Одно из моих поспешных утренний облачений было внезапно прервано пропастью — вернее, пропажей лифа моего амазонкового костюма. Я тщетно перерывала наши нехитрые пожитки в его поисках, пока наконец не вспомнила, что заменила лиф жакетом и оставила его под деревом, где мы накануне устраивали сиесту.
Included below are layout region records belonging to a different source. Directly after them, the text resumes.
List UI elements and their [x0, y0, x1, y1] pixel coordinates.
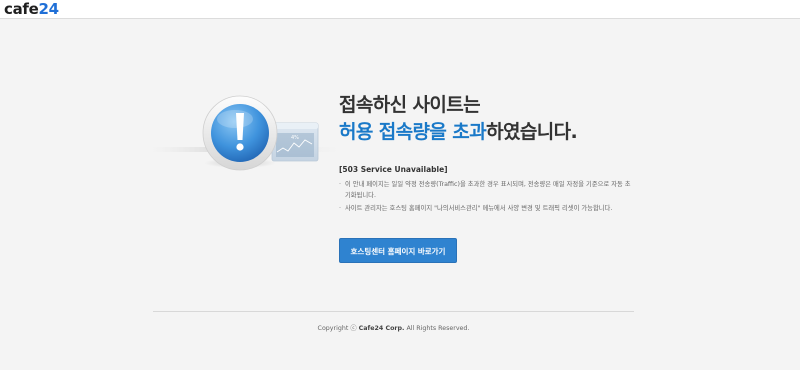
headline-highlight: 허용 접속량을 초과	[339, 121, 487, 143]
svg-text:4%: 4%	[291, 135, 299, 141]
copyright-footer: Copyright ⓒ Cafe24 Corp. All Rights Rese…	[317, 325, 470, 332]
footer-company: Cafe24 Corp.	[358, 325, 405, 332]
page-headline: 접속하신 사이트는 허용 접속량을 초과하였습니다.	[339, 92, 578, 146]
notice-list: 이 안내 페이지는 일일 약정 전송량(Traffic)을 초과한 경우 표시되…	[339, 179, 635, 216]
cafe24-logo[interactable]: cafe24	[4, 0, 59, 18]
exclamation-icon	[202, 95, 278, 171]
notice-item: 이 안내 페이지는 일일 약정 전송량(Traffic)을 초과한 경우 표시되…	[339, 179, 635, 201]
hosting-center-home-button[interactable]: 호스팅센터 홈페이지 바로가기	[339, 238, 457, 263]
traffic-exceeded-illustration: 4%	[150, 95, 340, 171]
headline-line-2: 허용 접속량을 초과하였습니다.	[339, 119, 578, 146]
error-code-title: [503 Service Unavailable]	[339, 165, 448, 174]
footer-divider	[153, 311, 634, 312]
headline-line-1: 접속하신 사이트는	[339, 94, 481, 116]
headline-rest: 하였습니다.	[486, 121, 578, 143]
notice-item: 사이트 관리자는 호스팅 홈페이지 "나의서비스관리" 메뉴에서 사양 변경 및…	[339, 203, 635, 214]
traffic-window-icon: 4%	[271, 122, 319, 162]
top-bar: cafe24	[0, 0, 800, 19]
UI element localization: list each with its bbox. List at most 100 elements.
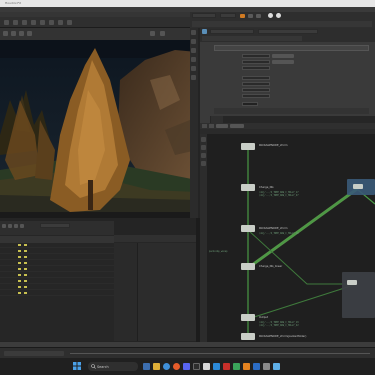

Элиза принесла плед, книги и шляпы, но увы, лиф от моего платья пропал безвозвратно! Какая польза была от одной сальной свечки при наших лихорадочных поиски в густом, темном сосновом лесу с завалами валежника? Колонну из тысяч мужчин нельзя было задерживать из-за женского туалета. Муж просил меня отделать рукава тесьмой наподобие его собственного бархатного жакета. Пять рядов золоченой тесьмы в виде пяти петель образовывали яркий цветовой акцент, который ему нравился, и хотя на дороге это выглядело совершенно неуместно, в нашей жизни на фронтире допускалось. Он пожалел о пропаже, но настоял на том, чтобы заказать еще золоченой тесьмы, как только мы выберемся из глуши, а затем принялся про себя смеяться и гадать, не подумает ли следующий путник, незнакомый с тем, кто прошел здесь до него, будто он наткнулся на часть гардероба цирковой труппы. Шутка была бы довольно серьезной, если бы в небольшом гардеробе моего чемодана не нашлось жакета — хотя в нем я выглядела еще более испуганной, чем после палящего солнца и ветра, я все же была ему крайне благодарна; ведь без того счастливого случая, благодаря которому он оказался со мной, мне пришлось бы жаться внутри закрытого фургона, без лифа и в одиночестве. Наша внешность волновала нас меньше всего. Все, о чем мы думали, — это как не свалиться от жары и как после перехода отдохнуть перед завтрашним днем.